In der Lehre ist umstritten, ob sich die Beurkundung des Vorsorgeauftrages nach kantonalem Recht oder nach den bundesrechtlichen Vorschriften über die letztwilligen Verfügungen richtet. Hinter dieser zunächst trocken anmutenden Fragestellung verbirgt sich eine hohe Praxisrelevanz: Die Vorschriften der öffentlichen letztwilligen Verfügung sehen vor, dass zwei Zeugen bei der Beurkundung präsent sein müssen (Art. 499 ZGB). Demgegenüber verzichten die kantonalen Vorschriften über die Beurkundung oft auf dieses Erfordernis.

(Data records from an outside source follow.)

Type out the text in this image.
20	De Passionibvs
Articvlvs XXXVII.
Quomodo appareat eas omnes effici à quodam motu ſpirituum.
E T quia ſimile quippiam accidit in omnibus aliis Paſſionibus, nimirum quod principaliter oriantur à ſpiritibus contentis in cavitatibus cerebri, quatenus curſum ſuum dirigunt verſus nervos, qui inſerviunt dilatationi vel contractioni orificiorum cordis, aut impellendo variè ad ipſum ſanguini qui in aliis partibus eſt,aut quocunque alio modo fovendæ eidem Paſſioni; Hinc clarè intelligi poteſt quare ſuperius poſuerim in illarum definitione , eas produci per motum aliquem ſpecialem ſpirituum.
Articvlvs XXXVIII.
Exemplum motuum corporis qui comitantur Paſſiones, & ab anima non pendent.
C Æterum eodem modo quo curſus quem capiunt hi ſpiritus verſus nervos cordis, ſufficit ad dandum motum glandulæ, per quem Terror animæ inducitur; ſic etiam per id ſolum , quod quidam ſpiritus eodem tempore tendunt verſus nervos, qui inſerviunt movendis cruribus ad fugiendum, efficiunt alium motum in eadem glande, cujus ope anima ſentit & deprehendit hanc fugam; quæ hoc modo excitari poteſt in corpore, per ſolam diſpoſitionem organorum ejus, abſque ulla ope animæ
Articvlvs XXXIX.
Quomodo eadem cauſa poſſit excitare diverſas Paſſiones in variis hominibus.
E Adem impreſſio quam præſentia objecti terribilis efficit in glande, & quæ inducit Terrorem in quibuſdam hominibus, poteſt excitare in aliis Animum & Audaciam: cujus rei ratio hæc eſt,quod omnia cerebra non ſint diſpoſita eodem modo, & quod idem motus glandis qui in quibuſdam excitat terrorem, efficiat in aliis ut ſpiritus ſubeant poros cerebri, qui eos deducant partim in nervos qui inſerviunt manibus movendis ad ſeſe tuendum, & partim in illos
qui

In einem neuen Urteil ist das Bundesgericht zum Schluss gekommen, dass sich die Beurkundung des Vorsorgeauftrags nach kantonalem Recht richte. Der Wortlaut von Art. 361 Abs. 1 ZGB sei insofern eindeutig, als sich ihm kein Verweis auf Art. 499 ff. ZGB entnehmen lasse. Die Gesetzessystematik und die Entstehungsgeschichte würden ebenfalls (eher) daraufhin hindeuten, dass sich die öffentliche Beurkundung entsprechend dem Grundsatz von Art. 55 SchlT ZGB nach kantonalem Recht richte. Jedenfalls würden sie – wie das teleologische Auslegungselement – keinen triftigen Grund für die Annahme liefern, der Wortlaut ziele am Rechtssinn der Bestimmung vorbei. Es bestehe daher kein Grund, Art. 361 Abs. 1 ZGB abweichend vom Wortlaut im Sinn eines Verweises auf Art. 499 ff. ZGB zu verstehen. Dies gelte umso mehr, als beim Vorsorgeauftrag ein vergleichbares Bedürfnis nach Schutz des Vertrauens in den Gesetzeswortlaut bestehe wie bei der Testamentserrichtung und die Formerfordernisse deshalb nicht über den Gesetzeswortlaut hinaus ausgedehnt werden dürften.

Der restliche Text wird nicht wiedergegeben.